Both civilians and members from the security forces were among the casualties, the official said.
Somali President Mohamed Abdullahi Mohamed condemned the “cowardly attacks”.
“We will continue defeating terrorists in order to lead the Somali people to stability and prosperity,” he said in a statement.
The first car bomb had detonated at a checkpoint near the national theatre, sending thick white smoke billowing into the sky.
The second explosion took place just minutes after, reportedly in the same area.
Those killed include soldiers as well as three staffers from the London-based Universal TV station, said police Captain Mohamed Hussein.
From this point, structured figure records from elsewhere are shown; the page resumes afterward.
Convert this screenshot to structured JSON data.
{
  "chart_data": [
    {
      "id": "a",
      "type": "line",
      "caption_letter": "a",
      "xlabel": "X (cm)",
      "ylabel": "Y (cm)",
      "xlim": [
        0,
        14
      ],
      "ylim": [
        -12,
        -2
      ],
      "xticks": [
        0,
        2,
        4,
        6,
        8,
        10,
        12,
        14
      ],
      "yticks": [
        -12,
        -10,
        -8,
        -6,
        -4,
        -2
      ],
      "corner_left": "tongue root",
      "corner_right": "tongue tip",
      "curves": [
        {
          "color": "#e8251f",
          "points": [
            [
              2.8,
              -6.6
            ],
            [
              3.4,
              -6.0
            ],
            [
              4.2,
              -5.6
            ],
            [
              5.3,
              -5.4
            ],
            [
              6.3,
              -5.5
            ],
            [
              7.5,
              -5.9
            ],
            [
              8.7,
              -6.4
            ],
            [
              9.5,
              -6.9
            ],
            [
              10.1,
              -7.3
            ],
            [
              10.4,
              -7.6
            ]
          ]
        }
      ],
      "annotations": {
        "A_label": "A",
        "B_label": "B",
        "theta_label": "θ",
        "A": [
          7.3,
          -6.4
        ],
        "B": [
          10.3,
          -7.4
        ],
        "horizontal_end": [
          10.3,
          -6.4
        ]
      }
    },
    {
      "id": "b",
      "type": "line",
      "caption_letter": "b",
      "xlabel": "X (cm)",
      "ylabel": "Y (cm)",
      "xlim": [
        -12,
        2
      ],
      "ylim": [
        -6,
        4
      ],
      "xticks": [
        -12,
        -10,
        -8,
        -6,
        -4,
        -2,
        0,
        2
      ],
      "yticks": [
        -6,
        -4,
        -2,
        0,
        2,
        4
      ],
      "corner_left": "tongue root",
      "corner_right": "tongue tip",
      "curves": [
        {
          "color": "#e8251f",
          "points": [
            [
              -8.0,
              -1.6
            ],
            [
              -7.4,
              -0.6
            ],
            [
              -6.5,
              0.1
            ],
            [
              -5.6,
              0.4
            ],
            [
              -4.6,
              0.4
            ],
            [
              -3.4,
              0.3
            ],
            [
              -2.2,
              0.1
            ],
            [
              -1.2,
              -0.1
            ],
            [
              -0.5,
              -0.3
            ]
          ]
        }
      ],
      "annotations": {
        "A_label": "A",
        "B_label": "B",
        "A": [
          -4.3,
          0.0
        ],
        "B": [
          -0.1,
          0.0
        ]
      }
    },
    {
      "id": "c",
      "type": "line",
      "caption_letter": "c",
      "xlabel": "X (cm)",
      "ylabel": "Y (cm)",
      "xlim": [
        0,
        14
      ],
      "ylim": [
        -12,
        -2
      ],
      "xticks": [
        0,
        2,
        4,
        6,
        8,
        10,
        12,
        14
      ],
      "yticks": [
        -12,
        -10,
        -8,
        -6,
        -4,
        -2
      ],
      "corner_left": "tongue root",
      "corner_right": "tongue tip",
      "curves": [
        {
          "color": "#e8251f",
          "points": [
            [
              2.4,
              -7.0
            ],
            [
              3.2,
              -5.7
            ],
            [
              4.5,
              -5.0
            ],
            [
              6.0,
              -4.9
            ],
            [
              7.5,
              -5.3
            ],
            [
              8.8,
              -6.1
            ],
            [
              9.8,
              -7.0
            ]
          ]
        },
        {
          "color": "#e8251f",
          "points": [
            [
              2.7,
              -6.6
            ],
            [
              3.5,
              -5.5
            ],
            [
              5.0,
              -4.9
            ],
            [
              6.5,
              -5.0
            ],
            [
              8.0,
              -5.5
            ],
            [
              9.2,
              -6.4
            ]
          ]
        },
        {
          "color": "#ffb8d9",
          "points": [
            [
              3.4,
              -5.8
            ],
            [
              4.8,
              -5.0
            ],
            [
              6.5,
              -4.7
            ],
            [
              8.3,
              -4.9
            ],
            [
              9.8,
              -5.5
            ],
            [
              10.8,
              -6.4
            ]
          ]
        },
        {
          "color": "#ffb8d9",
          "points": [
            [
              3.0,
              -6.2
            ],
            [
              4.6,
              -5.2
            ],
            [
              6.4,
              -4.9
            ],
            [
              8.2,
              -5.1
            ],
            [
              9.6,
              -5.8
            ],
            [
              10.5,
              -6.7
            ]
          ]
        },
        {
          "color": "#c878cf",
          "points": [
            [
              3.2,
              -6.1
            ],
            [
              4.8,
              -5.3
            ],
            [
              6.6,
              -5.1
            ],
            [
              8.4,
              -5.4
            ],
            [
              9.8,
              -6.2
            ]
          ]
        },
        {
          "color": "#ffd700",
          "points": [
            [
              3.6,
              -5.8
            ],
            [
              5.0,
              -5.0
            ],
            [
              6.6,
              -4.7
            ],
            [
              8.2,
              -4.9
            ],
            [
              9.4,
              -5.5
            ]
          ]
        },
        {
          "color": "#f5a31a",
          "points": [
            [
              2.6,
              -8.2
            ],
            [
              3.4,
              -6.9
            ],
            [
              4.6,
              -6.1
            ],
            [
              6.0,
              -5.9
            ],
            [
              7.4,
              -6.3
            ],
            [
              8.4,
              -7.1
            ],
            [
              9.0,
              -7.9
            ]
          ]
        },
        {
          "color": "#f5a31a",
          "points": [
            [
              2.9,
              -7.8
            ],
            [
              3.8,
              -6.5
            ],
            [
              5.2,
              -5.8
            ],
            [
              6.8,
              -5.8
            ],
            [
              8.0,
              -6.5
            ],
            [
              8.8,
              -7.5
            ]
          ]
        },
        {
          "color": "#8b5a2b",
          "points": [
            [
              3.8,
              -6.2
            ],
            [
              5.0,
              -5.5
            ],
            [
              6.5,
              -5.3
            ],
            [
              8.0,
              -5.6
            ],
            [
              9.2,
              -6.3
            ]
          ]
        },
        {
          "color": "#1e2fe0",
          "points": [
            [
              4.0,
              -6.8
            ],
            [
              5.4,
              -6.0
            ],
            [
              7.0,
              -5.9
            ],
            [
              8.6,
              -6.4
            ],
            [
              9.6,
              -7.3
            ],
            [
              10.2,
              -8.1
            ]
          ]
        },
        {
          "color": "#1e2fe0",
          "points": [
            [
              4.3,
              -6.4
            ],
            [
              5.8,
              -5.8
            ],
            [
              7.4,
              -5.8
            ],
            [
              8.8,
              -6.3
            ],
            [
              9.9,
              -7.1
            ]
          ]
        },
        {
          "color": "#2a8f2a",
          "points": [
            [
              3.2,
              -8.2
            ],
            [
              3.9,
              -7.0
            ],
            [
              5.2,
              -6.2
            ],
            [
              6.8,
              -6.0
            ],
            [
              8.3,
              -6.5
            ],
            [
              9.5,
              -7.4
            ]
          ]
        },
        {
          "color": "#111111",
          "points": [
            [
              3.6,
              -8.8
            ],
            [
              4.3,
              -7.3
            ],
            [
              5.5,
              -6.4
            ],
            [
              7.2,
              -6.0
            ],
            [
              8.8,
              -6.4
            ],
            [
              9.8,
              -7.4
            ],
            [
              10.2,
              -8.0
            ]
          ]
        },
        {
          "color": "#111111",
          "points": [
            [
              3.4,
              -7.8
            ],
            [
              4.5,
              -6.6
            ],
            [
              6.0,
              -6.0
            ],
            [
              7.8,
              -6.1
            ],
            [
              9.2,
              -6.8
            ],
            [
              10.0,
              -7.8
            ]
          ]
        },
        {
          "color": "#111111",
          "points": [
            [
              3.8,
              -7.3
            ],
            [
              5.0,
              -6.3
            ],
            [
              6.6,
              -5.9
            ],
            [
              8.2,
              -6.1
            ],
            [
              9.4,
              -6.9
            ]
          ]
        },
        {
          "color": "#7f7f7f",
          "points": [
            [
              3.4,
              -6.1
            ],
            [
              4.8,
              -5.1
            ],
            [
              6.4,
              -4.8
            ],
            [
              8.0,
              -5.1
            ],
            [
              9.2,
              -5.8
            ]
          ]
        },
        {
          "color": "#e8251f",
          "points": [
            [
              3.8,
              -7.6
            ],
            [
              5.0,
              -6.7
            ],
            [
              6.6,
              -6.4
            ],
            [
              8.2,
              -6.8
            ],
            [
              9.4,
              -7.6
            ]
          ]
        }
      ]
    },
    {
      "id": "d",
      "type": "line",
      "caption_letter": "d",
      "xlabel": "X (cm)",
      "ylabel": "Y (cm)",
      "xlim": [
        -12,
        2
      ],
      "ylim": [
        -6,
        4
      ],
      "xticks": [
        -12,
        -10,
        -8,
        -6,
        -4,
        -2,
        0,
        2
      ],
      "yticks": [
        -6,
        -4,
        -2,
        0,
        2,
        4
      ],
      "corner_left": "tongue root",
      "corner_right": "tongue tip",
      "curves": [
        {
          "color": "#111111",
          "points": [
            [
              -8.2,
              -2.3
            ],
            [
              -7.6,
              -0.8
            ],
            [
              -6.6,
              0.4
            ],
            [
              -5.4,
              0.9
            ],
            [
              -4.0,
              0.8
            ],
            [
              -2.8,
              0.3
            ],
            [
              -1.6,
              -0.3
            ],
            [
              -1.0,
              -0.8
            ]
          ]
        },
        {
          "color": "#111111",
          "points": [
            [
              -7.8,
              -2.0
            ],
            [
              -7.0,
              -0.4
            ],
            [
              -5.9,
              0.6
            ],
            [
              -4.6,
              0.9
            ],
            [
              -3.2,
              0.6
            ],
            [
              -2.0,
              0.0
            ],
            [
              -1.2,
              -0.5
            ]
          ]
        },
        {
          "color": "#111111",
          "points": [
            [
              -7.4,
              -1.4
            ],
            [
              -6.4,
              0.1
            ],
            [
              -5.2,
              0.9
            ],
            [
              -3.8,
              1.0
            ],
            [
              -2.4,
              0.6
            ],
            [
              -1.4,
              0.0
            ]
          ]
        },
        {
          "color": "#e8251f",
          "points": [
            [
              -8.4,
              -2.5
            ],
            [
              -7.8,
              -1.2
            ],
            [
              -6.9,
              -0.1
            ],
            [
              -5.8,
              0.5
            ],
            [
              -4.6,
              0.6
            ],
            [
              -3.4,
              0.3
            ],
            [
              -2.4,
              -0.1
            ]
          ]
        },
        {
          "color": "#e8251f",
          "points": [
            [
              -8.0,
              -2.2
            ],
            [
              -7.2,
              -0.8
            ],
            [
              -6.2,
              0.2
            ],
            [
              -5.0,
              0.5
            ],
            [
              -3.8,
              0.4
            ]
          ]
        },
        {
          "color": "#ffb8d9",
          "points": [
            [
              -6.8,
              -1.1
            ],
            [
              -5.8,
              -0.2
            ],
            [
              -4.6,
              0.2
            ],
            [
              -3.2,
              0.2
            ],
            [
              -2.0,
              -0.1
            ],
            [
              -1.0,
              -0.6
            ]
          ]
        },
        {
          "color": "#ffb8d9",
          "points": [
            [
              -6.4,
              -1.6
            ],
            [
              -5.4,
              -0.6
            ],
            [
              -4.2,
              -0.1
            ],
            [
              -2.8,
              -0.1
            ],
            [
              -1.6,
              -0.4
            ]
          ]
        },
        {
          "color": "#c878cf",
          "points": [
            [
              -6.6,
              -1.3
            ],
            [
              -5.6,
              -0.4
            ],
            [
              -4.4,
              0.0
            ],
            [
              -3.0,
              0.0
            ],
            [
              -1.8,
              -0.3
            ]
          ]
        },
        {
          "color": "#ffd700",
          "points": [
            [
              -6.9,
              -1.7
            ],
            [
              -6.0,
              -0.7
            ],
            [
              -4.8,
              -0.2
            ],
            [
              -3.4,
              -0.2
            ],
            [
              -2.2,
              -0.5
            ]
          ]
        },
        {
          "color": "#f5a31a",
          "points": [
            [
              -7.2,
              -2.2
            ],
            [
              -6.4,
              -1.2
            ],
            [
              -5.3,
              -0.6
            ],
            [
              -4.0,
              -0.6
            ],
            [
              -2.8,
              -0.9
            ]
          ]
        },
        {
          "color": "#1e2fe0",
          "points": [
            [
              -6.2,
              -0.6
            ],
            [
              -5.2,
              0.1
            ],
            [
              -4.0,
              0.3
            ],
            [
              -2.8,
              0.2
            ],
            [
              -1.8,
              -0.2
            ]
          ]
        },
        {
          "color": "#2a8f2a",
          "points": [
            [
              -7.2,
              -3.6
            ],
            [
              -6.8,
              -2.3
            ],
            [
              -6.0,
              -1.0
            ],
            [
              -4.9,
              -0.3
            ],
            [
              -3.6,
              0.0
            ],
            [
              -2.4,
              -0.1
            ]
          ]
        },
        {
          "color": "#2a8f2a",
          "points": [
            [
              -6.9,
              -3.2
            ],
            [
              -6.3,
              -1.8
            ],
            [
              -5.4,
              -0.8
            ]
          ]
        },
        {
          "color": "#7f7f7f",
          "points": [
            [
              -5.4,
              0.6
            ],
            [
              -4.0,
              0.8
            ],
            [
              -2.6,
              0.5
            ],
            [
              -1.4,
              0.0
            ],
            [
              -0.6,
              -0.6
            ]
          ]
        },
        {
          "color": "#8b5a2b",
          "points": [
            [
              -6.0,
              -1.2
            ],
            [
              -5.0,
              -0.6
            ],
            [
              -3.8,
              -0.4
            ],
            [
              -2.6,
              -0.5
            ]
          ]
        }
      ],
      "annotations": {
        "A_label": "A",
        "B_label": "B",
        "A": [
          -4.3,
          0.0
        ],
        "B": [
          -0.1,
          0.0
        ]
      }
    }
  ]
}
A prominent journalist, Awil Dahir Salad, was among the fatalities, he added.
Ahmed Abdi, another police officer, said the first car bomb exploded at a checkpoint some 400 metres from the president’s residence.
Police said politicians and other officials had been travelling nearby on what is a business day in the Horn of Africa nation.
Mohamed Bulbul, a journalist based in Mogadishu, told Al Jazeera that Mohamed Tulah, the deputy governor for security in Somalia’s Benadir region, was wounded in the first blast.
“Government officials are stationed near the area and it is a very guarded place. From what we know, the security bomber hit the security checkpoint,” he said.
Images circulating on social media showed destroyed vehicles and debris littering the streets.
“At first I saw a vehicle driving to and fro, then we tried to stop people walking here and there, and then in the blink of an eye the vehicle exploded, causing havoc,” traffic police officer Mohamed Harun told The Associated Press.
Al-Shabab, which has carried out several attacks in Somalia and neighbouring countries, is fighting to topple the Somali government and wants to impose a strict version of Islamic law in the Horn of Africa country.
The group used to control most parts of the country, but since 2010, the fighters have been removed from most major towns and cities.
The US military, which partners with Somali forces and a 20,000-strong African Union peacekeeping mission, has increased air attacks against al-Shabab under the Trump administration. At least 47 US strikes have been carried out this year.